Just get a median stack of the dark frames.
Good pixels should have proper Poisson-noise variation from one flat-field exposure to another. This can be tested by calculating the variance between the rescaled counts of pixels in different frames.
1% deviation from the expected flux level quotients in any of the (1,2), (2,3) flux level quotient frames will flag a pixel as non-linear. Note the statistical uncertainty of the stacks should be of the order of 0.1%.
20% less than median response in the stack of 10 50000e flats will flag a pixel as cold.
More than 6300 e/pixel/hour in the dark frame stack will flag a pixel as hot.
If variance is 6sigma off the expected Poisson variance, a pixel should be considered bad. This will produce approx. one false positive over the whole array.
If significant instability is seen (more than 1% of bad pixel count changes over commissioning / SV time; more than 10% change in non-linearity of single pixels), that might be a problem.
We have verified that:
- the cold pixel mask is reasonably stable over time (PASSED)
- the hot pixel mask shows instability; some columns change even in the bias frames between above and below the threshold at a ~ 100 ADU level. This is something the bad pixel masking is not designed for yet and potentially harmful (NOT PASS)
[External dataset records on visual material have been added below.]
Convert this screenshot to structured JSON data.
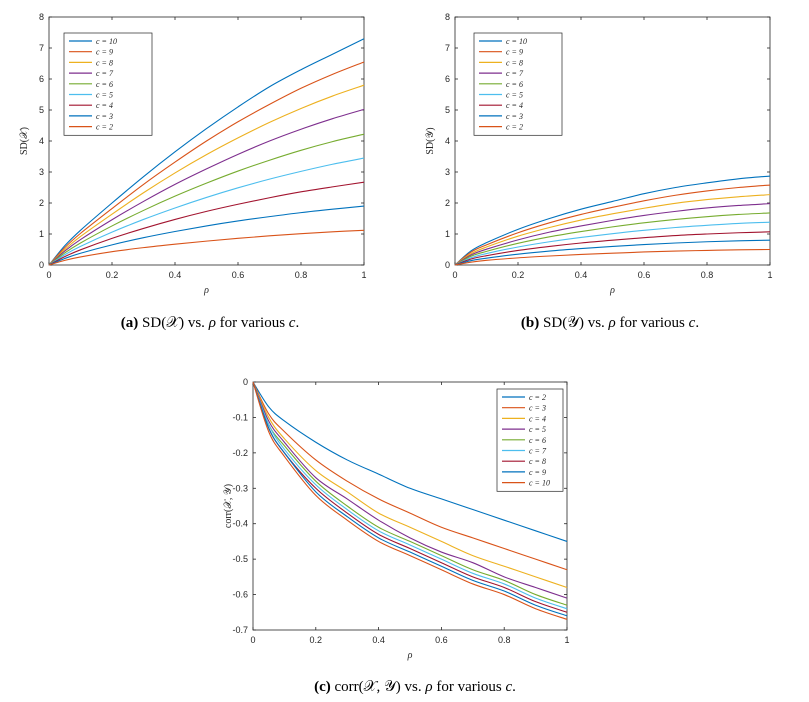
{
  "chart_data": [
    {
      "id": "a",
      "type": "line",
      "xlabel": "ρ",
      "ylabel": "SD(𝒳)",
      "xlim": [
        0,
        1
      ],
      "ylim": [
        0,
        8
      ],
      "xticks": [
        0,
        0.2,
        0.4,
        0.6,
        0.8,
        1
      ],
      "xtick_labels": [
        "0",
        "0.2",
        "0.4",
        "0.6",
        "0.8",
        "1"
      ],
      "yticks": [
        0,
        1,
        2,
        3,
        4,
        5,
        6,
        7,
        8
      ],
      "ytick_labels": [
        "0",
        "1",
        "2",
        "3",
        "4",
        "5",
        "6",
        "7",
        "8"
      ],
      "legend_position": "top-left",
      "x": [
        0,
        0.05,
        0.1,
        0.2,
        0.3,
        0.4,
        0.5,
        0.6,
        0.7,
        0.8,
        0.9,
        1
      ],
      "series": [
        {
          "name": "c = 10",
          "color": "#0072BD",
          "values": [
            0,
            0.62,
            1.12,
            2.0,
            2.85,
            3.65,
            4.4,
            5.1,
            5.75,
            6.3,
            6.8,
            7.3
          ]
        },
        {
          "name": "c = 9",
          "color": "#D95319",
          "values": [
            0,
            0.56,
            1.02,
            1.82,
            2.6,
            3.32,
            4.0,
            4.62,
            5.18,
            5.7,
            6.15,
            6.55
          ]
        },
        {
          "name": "c = 8",
          "color": "#EDB120",
          "values": [
            0,
            0.5,
            0.92,
            1.64,
            2.33,
            2.97,
            3.56,
            4.1,
            4.6,
            5.05,
            5.45,
            5.8
          ]
        },
        {
          "name": "c = 7",
          "color": "#7E2F8E",
          "values": [
            0,
            0.45,
            0.82,
            1.46,
            2.05,
            2.6,
            3.1,
            3.57,
            4.0,
            4.38,
            4.72,
            5.02
          ]
        },
        {
          "name": "c = 6",
          "color": "#77AC30",
          "values": [
            0,
            0.39,
            0.71,
            1.26,
            1.76,
            2.22,
            2.64,
            3.03,
            3.38,
            3.7,
            3.98,
            4.22
          ]
        },
        {
          "name": "c = 5",
          "color": "#4DBEEE",
          "values": [
            0,
            0.33,
            0.6,
            1.06,
            1.47,
            1.84,
            2.18,
            2.49,
            2.77,
            3.02,
            3.25,
            3.45
          ]
        },
        {
          "name": "c = 4",
          "color": "#A2142F",
          "values": [
            0,
            0.27,
            0.49,
            0.86,
            1.18,
            1.47,
            1.73,
            1.96,
            2.17,
            2.36,
            2.52,
            2.67
          ]
        },
        {
          "name": "c = 3",
          "color": "#0072BD",
          "values": [
            0,
            0.21,
            0.38,
            0.65,
            0.88,
            1.08,
            1.26,
            1.42,
            1.56,
            1.69,
            1.8,
            1.9
          ]
        },
        {
          "name": "c = 2",
          "color": "#D95319",
          "values": [
            0,
            0.15,
            0.26,
            0.43,
            0.56,
            0.67,
            0.77,
            0.86,
            0.94,
            1.01,
            1.07,
            1.12
          ]
        }
      ]
    },
    {
      "id": "b",
      "type": "line",
      "xlabel": "ρ",
      "ylabel": "SD(𝒴)",
      "xlim": [
        0,
        1
      ],
      "ylim": [
        0,
        8
      ],
      "xticks": [
        0,
        0.2,
        0.4,
        0.6,
        0.8,
        1
      ],
      "xtick_labels": [
        "0",
        "0.2",
        "0.4",
        "0.6",
        "0.8",
        "1"
      ],
      "yticks": [
        0,
        1,
        2,
        3,
        4,
        5,
        6,
        7,
        8
      ],
      "ytick_labels": [
        "0",
        "1",
        "2",
        "3",
        "4",
        "5",
        "6",
        "7",
        "8"
      ],
      "legend_position": "top-left",
      "x": [
        0,
        0.05,
        0.1,
        0.2,
        0.3,
        0.4,
        0.5,
        0.6,
        0.7,
        0.8,
        0.9,
        1
      ],
      "series": [
        {
          "name": "c = 10",
          "color": "#0072BD",
          "values": [
            0,
            0.45,
            0.72,
            1.15,
            1.5,
            1.8,
            2.05,
            2.3,
            2.5,
            2.65,
            2.78,
            2.87
          ]
        },
        {
          "name": "c = 9",
          "color": "#D95319",
          "values": [
            0,
            0.41,
            0.65,
            1.04,
            1.36,
            1.63,
            1.86,
            2.07,
            2.25,
            2.39,
            2.5,
            2.58
          ]
        },
        {
          "name": "c = 8",
          "color": "#EDB120",
          "values": [
            0,
            0.36,
            0.58,
            0.93,
            1.21,
            1.45,
            1.65,
            1.83,
            1.99,
            2.11,
            2.2,
            2.27
          ]
        },
        {
          "name": "c = 7",
          "color": "#7E2F8E",
          "values": [
            0,
            0.32,
            0.51,
            0.81,
            1.06,
            1.26,
            1.44,
            1.6,
            1.73,
            1.84,
            1.92,
            1.98
          ]
        },
        {
          "name": "c = 6",
          "color": "#77AC30",
          "values": [
            0,
            0.28,
            0.44,
            0.7,
            0.91,
            1.08,
            1.23,
            1.36,
            1.47,
            1.56,
            1.63,
            1.68
          ]
        },
        {
          "name": "c = 5",
          "color": "#4DBEEE",
          "values": [
            0,
            0.23,
            0.37,
            0.58,
            0.75,
            0.89,
            1.01,
            1.12,
            1.21,
            1.28,
            1.34,
            1.38
          ]
        },
        {
          "name": "c = 4",
          "color": "#A2142F",
          "values": [
            0,
            0.19,
            0.3,
            0.47,
            0.6,
            0.71,
            0.8,
            0.88,
            0.95,
            1.0,
            1.04,
            1.07
          ]
        },
        {
          "name": "c = 3",
          "color": "#0072BD",
          "values": [
            0,
            0.14,
            0.22,
            0.35,
            0.45,
            0.53,
            0.6,
            0.66,
            0.71,
            0.75,
            0.78,
            0.8
          ]
        },
        {
          "name": "c = 2",
          "color": "#D95319",
          "values": [
            0,
            0.09,
            0.15,
            0.23,
            0.29,
            0.34,
            0.38,
            0.42,
            0.45,
            0.47,
            0.49,
            0.5
          ]
        }
      ]
    },
    {
      "id": "c",
      "type": "line",
      "xlabel": "ρ",
      "ylabel": "corr(𝒳, 𝒴)",
      "xlim": [
        0,
        1
      ],
      "ylim": [
        -0.7,
        0
      ],
      "xticks": [
        0,
        0.2,
        0.4,
        0.6,
        0.8,
        1
      ],
      "xtick_labels": [
        "0",
        "0.2",
        "0.4",
        "0.6",
        "0.8",
        "1"
      ],
      "yticks": [
        0,
        -0.1,
        -0.2,
        -0.3,
        -0.4,
        -0.5,
        -0.6,
        -0.7
      ],
      "ytick_labels": [
        "0",
        "-0.1",
        "-0.2",
        "-0.3",
        "-0.4",
        "-0.5",
        "-0.6",
        "-0.7"
      ],
      "legend_position": "top-right",
      "x": [
        0,
        0.05,
        0.1,
        0.2,
        0.3,
        0.4,
        0.5,
        0.6,
        0.7,
        0.8,
        0.9,
        1
      ],
      "series": [
        {
          "name": "c = 2",
          "color": "#0072BD",
          "values": [
            0,
            -0.07,
            -0.11,
            -0.17,
            -0.22,
            -0.26,
            -0.3,
            -0.33,
            -0.36,
            -0.39,
            -0.42,
            -0.45
          ]
        },
        {
          "name": "c = 3",
          "color": "#D95319",
          "values": [
            0,
            -0.09,
            -0.14,
            -0.22,
            -0.28,
            -0.33,
            -0.37,
            -0.41,
            -0.44,
            -0.47,
            -0.5,
            -0.53
          ]
        },
        {
          "name": "c = 4",
          "color": "#EDB120",
          "values": [
            0,
            -0.1,
            -0.16,
            -0.25,
            -0.31,
            -0.37,
            -0.41,
            -0.45,
            -0.49,
            -0.52,
            -0.55,
            -0.58
          ]
        },
        {
          "name": "c = 5",
          "color": "#7E2F8E",
          "values": [
            0,
            -0.11,
            -0.17,
            -0.27,
            -0.33,
            -0.39,
            -0.44,
            -0.48,
            -0.51,
            -0.55,
            -0.58,
            -0.61
          ]
        },
        {
          "name": "c = 6",
          "color": "#77AC30",
          "values": [
            0,
            -0.12,
            -0.18,
            -0.28,
            -0.35,
            -0.41,
            -0.45,
            -0.49,
            -0.53,
            -0.56,
            -0.6,
            -0.63
          ]
        },
        {
          "name": "c = 7",
          "color": "#4DBEEE",
          "values": [
            0,
            -0.12,
            -0.19,
            -0.29,
            -0.36,
            -0.42,
            -0.46,
            -0.5,
            -0.54,
            -0.57,
            -0.61,
            -0.64
          ]
        },
        {
          "name": "c = 8",
          "color": "#A2142F",
          "values": [
            0,
            -0.13,
            -0.2,
            -0.3,
            -0.37,
            -0.43,
            -0.47,
            -0.51,
            -0.55,
            -0.58,
            -0.62,
            -0.65
          ]
        },
        {
          "name": "c = 9",
          "color": "#0072BD",
          "values": [
            0,
            -0.13,
            -0.2,
            -0.31,
            -0.38,
            -0.44,
            -0.48,
            -0.52,
            -0.56,
            -0.59,
            -0.63,
            -0.66
          ]
        },
        {
          "name": "c = 10",
          "color": "#D95319",
          "values": [
            0,
            -0.14,
            -0.21,
            -0.32,
            -0.39,
            -0.45,
            -0.49,
            -0.53,
            -0.57,
            -0.6,
            -0.64,
            -0.67
          ]
        }
      ]
    }
  ],
  "captions": {
    "a": {
      "label": "(a)",
      "text_before": " SD(𝒳) vs. ",
      "rho": "ρ",
      "text_mid": " for various ",
      "c": "c",
      "text_end": "."
    },
    "b": {
      "label": "(b)",
      "text_before": " SD(𝒴) vs. ",
      "rho": "ρ",
      "text_mid": " for various ",
      "c": "c",
      "text_end": "."
    },
    "c": {
      "label": "(c)",
      "text_before": " corr(𝒳, 𝒴) vs. ",
      "rho": "ρ",
      "text_mid": " for various ",
      "c": "c",
      "text_end": "."
    }
  }
}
- there are additional defects of two adjacent rows, one with a several per-cent excess flux and one with a similar flux decrement (see also DES-WL issue 3500) near the edges of many/all chips, dubbed funky columns. They do not appear in the bias, flat or dark frames and are therefore currently not masked or corrected for (NOT PASS). Their no-show in these calibration frames means that they are flux-dependent (not exposure time dependent, not constant) defects.
The upshot therefore is that current bad pixel masking does not catch all present cases of bad pixels, and we need to find software solutions to that. Therefore this requirement will pass once the hot pixel variability and funky columns are accounted for and it is verified, that no other significant bad pixel problems exist.